Biomathematics Research Centre, University of Canterbury, Christchurch, New Zealand.
Mol Phylogenet Evol. 2013 Dec;69(3):1186-9. doi: 10.1016/j.ympev.2013.08.001. Epub 2013 Aug 9.
Finding optimal evolutionary trees from sequence data is typically an intractable problem, and there is usually no way of knowing how close to optimal the best tree from some search truly is. The problem would seem to be particularly acute when we have many taxa and when that data has high levels of homoplasy, in which the individual characters require many changes to fit on the best tree. However, a recent mathematical result has provided a precise tool to generate a short number of high-homoplasy characters for any given tree, so that this tree is provably the optimal tree under the maximum parsimony criterion. This provides, for the first time, a rigorous way to test tree search algorithms on homoplasy-rich data, where we know in advance what the 'best' tree is. In this short note we consider just one search program (TNT) but show that it is able to locate the globally optimal tree correctly for 32,768 taxa, even though the characters in the dataset require, on average, 1148 state-changes each to fit on this tree, and the number of characters is only 57.

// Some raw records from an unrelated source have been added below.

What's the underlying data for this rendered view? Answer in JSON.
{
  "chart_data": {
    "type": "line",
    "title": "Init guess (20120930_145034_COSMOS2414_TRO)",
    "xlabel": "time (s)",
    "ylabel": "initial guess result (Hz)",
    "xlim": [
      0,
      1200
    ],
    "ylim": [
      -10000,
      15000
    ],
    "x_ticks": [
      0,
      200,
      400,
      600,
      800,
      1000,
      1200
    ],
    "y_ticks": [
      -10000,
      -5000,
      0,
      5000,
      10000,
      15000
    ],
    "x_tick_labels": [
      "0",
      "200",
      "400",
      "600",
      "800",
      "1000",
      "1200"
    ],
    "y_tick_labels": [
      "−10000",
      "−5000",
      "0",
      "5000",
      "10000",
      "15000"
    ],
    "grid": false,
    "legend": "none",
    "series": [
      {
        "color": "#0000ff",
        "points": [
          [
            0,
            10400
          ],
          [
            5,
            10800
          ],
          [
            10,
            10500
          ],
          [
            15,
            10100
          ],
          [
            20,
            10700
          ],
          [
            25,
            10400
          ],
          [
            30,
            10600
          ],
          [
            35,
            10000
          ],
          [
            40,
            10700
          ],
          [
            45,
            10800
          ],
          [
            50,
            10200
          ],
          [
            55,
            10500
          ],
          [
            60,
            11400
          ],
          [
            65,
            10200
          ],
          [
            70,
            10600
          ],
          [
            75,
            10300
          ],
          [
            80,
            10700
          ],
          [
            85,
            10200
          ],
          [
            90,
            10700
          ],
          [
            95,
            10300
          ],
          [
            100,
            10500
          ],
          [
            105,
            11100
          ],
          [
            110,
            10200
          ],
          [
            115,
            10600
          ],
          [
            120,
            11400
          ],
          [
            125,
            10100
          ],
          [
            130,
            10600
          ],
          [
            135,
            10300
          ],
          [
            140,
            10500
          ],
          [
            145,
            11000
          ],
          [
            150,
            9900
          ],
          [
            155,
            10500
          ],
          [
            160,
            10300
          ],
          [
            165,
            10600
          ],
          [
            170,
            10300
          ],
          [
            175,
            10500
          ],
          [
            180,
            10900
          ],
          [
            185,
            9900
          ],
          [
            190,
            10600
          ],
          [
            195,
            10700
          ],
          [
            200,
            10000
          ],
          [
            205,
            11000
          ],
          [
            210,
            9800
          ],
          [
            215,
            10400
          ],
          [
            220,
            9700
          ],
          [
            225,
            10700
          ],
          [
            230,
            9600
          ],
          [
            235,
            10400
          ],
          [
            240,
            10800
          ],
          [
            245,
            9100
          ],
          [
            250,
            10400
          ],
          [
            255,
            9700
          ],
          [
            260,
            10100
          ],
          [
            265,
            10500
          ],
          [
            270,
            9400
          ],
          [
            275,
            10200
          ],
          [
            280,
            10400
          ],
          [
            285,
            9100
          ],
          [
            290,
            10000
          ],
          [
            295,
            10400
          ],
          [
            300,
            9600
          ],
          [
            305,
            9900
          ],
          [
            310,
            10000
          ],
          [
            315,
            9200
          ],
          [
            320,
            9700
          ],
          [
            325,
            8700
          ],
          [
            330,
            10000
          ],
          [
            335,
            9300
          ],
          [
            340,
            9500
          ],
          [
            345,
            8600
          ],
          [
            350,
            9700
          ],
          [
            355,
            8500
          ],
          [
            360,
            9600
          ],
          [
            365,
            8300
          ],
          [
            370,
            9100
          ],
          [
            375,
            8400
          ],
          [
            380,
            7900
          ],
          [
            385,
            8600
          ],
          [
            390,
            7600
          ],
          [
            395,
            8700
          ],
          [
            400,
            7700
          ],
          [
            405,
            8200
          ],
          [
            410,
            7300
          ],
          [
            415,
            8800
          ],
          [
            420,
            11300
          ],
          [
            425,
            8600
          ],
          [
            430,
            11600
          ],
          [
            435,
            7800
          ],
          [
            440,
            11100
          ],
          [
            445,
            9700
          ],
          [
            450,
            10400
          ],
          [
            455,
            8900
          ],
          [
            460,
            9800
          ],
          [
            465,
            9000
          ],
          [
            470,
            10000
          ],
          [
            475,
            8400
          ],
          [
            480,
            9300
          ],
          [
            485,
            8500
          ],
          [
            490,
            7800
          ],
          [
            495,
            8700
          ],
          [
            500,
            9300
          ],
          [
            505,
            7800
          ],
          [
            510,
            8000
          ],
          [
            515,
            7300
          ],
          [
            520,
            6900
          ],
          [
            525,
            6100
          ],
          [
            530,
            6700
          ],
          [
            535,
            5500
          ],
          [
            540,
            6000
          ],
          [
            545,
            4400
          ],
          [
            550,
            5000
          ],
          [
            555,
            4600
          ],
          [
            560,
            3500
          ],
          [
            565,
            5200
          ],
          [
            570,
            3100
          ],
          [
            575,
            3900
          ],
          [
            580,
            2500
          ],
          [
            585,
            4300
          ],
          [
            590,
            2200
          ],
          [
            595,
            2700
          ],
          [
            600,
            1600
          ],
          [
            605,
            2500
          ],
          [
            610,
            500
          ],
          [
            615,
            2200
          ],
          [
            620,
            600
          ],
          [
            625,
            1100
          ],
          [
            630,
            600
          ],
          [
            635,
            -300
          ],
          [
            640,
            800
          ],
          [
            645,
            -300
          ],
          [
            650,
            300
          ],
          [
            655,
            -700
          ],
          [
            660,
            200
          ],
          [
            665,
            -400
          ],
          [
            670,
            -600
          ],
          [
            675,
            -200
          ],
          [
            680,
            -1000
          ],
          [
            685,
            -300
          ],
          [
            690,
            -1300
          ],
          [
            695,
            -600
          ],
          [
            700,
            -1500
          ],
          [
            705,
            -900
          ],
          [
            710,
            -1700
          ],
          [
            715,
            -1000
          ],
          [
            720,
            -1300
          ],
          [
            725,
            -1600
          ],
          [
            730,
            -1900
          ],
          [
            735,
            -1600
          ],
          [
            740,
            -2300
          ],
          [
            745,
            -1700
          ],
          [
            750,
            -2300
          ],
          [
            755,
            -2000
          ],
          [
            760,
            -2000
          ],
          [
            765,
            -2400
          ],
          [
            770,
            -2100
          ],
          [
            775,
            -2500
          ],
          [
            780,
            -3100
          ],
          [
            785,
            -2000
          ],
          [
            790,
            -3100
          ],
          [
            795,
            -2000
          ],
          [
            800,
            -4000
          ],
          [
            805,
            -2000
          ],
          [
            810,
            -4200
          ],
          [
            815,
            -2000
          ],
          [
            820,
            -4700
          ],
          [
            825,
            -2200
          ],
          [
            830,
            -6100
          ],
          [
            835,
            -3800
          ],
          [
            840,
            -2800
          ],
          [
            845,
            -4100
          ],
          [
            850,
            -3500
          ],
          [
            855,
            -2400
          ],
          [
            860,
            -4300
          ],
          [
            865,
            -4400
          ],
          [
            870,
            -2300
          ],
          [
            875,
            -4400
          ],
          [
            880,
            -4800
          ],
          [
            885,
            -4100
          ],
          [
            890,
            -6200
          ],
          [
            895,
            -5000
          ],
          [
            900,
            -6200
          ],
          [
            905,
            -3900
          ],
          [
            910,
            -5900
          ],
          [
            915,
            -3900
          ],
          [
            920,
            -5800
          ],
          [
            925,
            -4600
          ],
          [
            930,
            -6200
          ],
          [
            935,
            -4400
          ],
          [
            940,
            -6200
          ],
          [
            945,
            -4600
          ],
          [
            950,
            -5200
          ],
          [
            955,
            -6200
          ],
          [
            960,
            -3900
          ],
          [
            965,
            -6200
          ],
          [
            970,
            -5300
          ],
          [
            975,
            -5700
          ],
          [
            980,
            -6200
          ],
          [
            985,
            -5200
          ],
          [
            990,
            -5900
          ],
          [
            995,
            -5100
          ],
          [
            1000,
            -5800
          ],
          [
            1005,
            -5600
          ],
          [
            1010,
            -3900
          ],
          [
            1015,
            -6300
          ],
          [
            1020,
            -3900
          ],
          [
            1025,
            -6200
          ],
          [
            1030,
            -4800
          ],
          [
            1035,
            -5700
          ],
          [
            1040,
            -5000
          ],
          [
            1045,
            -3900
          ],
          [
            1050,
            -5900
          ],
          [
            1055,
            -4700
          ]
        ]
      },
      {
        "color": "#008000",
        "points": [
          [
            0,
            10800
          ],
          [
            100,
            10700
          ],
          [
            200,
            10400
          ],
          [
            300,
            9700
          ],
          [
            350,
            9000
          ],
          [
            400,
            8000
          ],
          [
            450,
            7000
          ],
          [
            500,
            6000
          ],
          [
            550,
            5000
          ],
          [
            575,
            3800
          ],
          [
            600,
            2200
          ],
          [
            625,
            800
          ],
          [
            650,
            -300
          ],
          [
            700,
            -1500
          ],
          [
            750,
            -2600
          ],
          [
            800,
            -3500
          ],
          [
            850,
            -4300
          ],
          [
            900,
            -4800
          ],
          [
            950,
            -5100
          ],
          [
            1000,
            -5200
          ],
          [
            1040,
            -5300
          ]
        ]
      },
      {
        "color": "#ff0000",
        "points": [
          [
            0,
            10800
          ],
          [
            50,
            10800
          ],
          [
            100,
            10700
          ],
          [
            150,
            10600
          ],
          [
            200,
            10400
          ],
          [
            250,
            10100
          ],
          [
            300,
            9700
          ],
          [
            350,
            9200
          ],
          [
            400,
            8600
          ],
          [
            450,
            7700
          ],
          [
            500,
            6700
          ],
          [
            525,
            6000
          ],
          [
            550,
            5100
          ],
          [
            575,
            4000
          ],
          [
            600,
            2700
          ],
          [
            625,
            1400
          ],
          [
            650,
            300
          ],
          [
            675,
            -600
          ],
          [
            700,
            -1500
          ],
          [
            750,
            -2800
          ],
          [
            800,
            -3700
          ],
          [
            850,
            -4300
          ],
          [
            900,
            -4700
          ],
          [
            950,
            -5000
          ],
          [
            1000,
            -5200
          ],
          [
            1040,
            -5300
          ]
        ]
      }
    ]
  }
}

从序列数据中找到最优进化树通常是一个棘手的问题,而且通常无法知道从某些搜索中找到的最佳树有多接近最优。当我们有许多分类群并且数据具有高水平的同形性时,问题似乎尤为严重,在这种情况下,每个字符都需要多次变化才能适应最佳树。然而,最近的一个数学结果为生成给定树的少数几个高同形性字符提供了一个精确的工具,从而证明了在最大简约标准下该树是最优的。这首次为在同形性丰富的数据上测试树搜索算法提供了一种严格的方法,我们事先知道“最佳”树是什么。在这个简短的注释中,我们仅考虑一个搜索程序(TNT),但表明它能够正确找到全局最优树,即使数据集中的字符平均每个字符需要 1148 次状态变化才能适应这棵树,并且字符数仅为 57。